Thomas Sankara Is Not Dead

Anti-colonial revolutionary Thomas Sankara fought to transform Burkina Faso into a truly independent, self-governing nation before his assassination in 1987. But as a recent film shows, Sankara’s legacy continues to inspire struggles against oppression despite ruling elites’ efforts to erase him from public memory.

Thomas Sankara, socialist revolutionary and president of Burkina Faso from 1983 to 1987.
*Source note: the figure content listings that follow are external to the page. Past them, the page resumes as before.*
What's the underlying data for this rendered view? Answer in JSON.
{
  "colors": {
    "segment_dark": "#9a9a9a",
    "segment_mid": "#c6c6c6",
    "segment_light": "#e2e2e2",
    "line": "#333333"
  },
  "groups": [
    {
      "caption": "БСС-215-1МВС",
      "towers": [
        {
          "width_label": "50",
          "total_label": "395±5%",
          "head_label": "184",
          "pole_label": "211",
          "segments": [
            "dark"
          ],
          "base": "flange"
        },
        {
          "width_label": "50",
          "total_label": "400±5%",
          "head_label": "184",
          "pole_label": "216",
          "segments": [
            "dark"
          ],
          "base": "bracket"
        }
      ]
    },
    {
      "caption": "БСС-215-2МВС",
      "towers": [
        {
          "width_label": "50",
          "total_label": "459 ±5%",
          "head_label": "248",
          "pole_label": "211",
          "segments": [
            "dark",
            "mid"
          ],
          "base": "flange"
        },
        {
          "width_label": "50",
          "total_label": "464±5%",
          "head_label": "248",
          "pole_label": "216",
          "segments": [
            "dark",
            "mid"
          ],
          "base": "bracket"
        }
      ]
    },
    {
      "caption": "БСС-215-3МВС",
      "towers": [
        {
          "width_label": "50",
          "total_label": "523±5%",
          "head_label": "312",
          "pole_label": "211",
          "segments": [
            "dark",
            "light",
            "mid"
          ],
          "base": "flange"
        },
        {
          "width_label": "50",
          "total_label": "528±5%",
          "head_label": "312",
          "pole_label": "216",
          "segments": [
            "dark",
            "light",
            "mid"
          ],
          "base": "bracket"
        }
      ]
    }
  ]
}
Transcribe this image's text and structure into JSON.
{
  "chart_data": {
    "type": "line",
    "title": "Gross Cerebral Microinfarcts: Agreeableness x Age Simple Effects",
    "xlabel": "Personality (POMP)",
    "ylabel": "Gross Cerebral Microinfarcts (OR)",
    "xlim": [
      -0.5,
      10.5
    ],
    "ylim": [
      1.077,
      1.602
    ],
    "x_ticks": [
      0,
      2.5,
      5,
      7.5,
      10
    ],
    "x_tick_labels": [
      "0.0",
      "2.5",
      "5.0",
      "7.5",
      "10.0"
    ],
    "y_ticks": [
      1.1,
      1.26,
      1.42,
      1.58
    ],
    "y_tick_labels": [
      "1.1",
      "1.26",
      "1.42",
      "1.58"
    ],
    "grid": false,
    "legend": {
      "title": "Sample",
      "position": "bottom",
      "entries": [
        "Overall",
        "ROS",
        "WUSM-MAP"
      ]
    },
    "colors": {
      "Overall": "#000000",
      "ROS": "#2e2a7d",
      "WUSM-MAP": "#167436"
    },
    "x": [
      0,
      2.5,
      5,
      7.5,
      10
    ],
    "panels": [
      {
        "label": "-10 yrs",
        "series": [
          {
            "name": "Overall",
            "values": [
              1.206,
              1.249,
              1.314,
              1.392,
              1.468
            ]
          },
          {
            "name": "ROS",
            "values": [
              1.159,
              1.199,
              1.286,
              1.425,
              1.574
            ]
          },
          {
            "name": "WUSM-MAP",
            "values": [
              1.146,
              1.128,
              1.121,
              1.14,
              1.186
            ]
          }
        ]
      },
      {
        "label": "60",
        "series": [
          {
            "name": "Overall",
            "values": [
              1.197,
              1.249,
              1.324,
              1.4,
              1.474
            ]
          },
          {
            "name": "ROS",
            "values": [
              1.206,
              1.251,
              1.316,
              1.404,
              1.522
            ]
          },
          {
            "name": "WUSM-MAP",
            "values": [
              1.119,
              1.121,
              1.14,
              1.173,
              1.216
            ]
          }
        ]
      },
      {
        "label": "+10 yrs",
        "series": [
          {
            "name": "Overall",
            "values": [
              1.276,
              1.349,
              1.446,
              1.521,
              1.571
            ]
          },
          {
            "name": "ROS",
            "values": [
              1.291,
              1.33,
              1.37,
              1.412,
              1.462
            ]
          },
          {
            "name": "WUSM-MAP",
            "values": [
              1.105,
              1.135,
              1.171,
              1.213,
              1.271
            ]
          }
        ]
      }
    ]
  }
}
Burkina Faso’s single railway line originates in Abidjan, Côte d’Ivoire, on the Atlantic coast and runs northward six hundred kilometers to the capital and largest city, Ouagadougou. The railway was established by the French colonial administration, and its route remained unchanged until Thomas Sankara came to power in Upper Volta in 1983 through a military coup. In 1985, his government began work on extending the rail line northward. Included in this effort was what become known as the “battle of the railways.” Citizen-workers from villages along the planned route competed in squads to clear the roadbed and lay one hundred kilometers of track to connect Ouagadougou with the town of Kaya. The initiative was Sankara’s vision of development by and for the people.

Sankara’s ultimate goal for the railway line was to continue it farther north to Tambao, on Burkina Faso’s border with Niger, where the region’s largest manganese deposit remained largely inaccessible by road and, therefore, unexploited. The revolution to transform Burkina Faso into a truly independent, self-determined nation that cohered socially and politically required capital, and Sankara envisioned manganese as part of the means to that end. The people’s inspired work on the railway line ceased on October 15, 1987, the day Sankara was assassinated and his government was ousted in a coup orchestrated by Blaise Compaoré.

The 2019 film Sankara n’est pas mort (“Sankara Is Not Dead”), part of this year’s New York African Film Festival, tells a story situated in the euphoria of the 2014 People’s Revolution in Burkina Faso that ended Blaise Compaoré’s twenty-seven-year grip on the country. Writer and director Lucie Viver’s film is a beautifully shot and expressively scored portrait of Burkina Faso and its people in this moment of uncertain yet hopeful change. It integrates poetry and travel writing, with splices of Sankara’s speeches and footage of the 2014 revolution to capture people’s experiences in the aftermath of the uprising.